Carácter: es el producto de tres años bajo abusos, violencia, maltrato físico y psíquico por parte de los supuestos educadores y todo lo que conlleva la vida en un reformatorio de baja categoría. Como todos allí, aprendió a cerrar sus sentimientos y a permitir que la violencia hacia otros o hacia ella misma pasara por delante de sus ojos sin plantearse nada más, técnica que, según aprendería pocos meses después de su llegada allí, era totalmente indispensable si no quería volverse loca. Quizá en parte por eso hay muy pocas cosas que le importen, y entre ellas no están las consecuencias de sus actos. Es descarada, sinvergüenza e impulsiva, no le importa el qué pensarán los demás o el qué pasará después. No se siente mal si ha herido a alguien o si le ha buscado problemas; tampoco se siente mal si se los ha buscado a ella misma, porque ya ha aprendido a no dejar que le afecten.
Sin embargo, el llevar tanto tiempo allí le ha creado un extraño sentido maternal hacia los que vienen nuevos, y trata de ayudarles a que se adapten a su manera.
No es difícil hacerla enfadar, y tiene manía a la gente débil, porque considera que en la vida (y sobretodo en el tipo de vida que le ha tocado vivir) hay que aprender a aplastar antes de que te aplasten y que no te puedes permitir ningún tipo de flaqueza.
Es muy independiente y no se deja ayudar por nadie, desconfía de la gente con facilidad. Además, le pone de los nervios que la gente se muerda las uñas.
Descripción: tiene un aire mediterráneo, con la piel morena, el pelo negro y los ojos castaños. Es bastante atractiva, aunque el físico es una de esas cosas por las que no se preocupa lo más mínimo. Su sensualidad unida a su innegable cara de putón la han traído cuatro violaciones en sus tres años de reformatorio, una por parte de un profesor y tres por parte de compañeros. Está inmunizada a este tipo de cosas, que ya no le parecen tan horribles como la primera vez que le pasó.
Le da igual qué vestir, si le queda mal o bien lo que lleva puesto o si marca bien el culo. Elige su ropa por comodidad, usa mucho vaqueros anchos o estrechos, camisetas de tirantes escotadas o sin escote, sudaderas, calentadores y deportivas.
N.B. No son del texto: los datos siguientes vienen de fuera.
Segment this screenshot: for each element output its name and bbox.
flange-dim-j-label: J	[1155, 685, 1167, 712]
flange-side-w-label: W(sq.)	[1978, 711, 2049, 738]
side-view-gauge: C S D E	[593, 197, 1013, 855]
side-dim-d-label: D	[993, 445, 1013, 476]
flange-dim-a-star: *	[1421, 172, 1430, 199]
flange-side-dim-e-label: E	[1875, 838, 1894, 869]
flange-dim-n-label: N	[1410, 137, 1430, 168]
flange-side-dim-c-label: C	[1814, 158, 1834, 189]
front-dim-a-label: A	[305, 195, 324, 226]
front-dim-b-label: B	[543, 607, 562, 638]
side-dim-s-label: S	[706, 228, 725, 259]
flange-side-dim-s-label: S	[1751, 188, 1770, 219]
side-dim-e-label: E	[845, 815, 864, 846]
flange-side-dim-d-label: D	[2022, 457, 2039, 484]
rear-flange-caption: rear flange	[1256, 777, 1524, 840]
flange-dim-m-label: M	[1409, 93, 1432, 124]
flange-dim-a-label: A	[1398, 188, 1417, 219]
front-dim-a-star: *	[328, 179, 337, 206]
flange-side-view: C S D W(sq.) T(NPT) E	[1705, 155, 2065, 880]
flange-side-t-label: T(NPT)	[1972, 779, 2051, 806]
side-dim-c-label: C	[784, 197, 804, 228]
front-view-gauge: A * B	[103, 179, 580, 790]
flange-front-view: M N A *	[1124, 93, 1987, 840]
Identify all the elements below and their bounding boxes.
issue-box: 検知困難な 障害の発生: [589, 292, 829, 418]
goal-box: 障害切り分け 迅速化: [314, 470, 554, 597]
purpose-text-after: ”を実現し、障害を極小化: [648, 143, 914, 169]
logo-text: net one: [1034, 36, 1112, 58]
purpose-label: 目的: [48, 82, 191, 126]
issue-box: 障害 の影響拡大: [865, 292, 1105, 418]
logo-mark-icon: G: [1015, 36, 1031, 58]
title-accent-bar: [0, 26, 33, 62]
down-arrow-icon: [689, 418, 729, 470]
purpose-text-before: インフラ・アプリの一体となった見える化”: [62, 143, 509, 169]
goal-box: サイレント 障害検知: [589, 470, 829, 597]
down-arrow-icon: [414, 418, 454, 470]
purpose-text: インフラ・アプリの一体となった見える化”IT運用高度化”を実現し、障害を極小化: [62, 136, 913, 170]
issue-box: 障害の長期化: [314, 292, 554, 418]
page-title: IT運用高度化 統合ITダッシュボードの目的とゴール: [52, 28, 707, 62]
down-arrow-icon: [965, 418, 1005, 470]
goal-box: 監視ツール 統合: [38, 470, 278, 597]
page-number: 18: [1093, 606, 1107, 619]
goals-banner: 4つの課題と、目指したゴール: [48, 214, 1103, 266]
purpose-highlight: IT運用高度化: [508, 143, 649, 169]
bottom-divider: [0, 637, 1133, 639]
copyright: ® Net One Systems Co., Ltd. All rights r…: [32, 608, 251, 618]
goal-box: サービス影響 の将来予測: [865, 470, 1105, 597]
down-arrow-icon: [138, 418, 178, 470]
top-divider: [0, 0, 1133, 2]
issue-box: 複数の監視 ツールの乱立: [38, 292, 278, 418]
No usa pendientes y como único adorno lleva una cadena de plata de la que cuelga un símbolo celta, que se compró en un mercadillo antes de conocer a Allan y que no tiene ningún significado especial, pero que guarda como único recuerdo de lo que era su vida antes.
Historia: antes de entrar en el reformatorio, que se ha convertido en su hogar, Mimi vivía en un rancho en Texas, con su padre y su madre. Era una chica bastante normal, quizá más coqueta que las demás, quizá más atrevida, pero todo eso se terminó. No tuvo una infancia traumática ni ningún problema en su familia. Cuando entró en el instituto comenzó a juntarse con gente más mayor que ella y probó muchas cosas, pero no llegó a engancharse a nada hasta que llegó al reformatorio y H la acogió bajo su ala.
Familia: ---
Curiosidades: hay bastantes rumores sobre ella dentro del reformatorio, porque todo el mundo sabe que está allí por matar a su novio, que lo mató porque la violó y que lleva allí desde los 14 años. Además, su apellido (Hoocker, que es una forma de decir puta) ha conseguido darle la bonita popularidad que lo demás no había conseguido darle. Pero, como la mayoría de las cosas, a Mimi le trae absolutamente sin cuidado.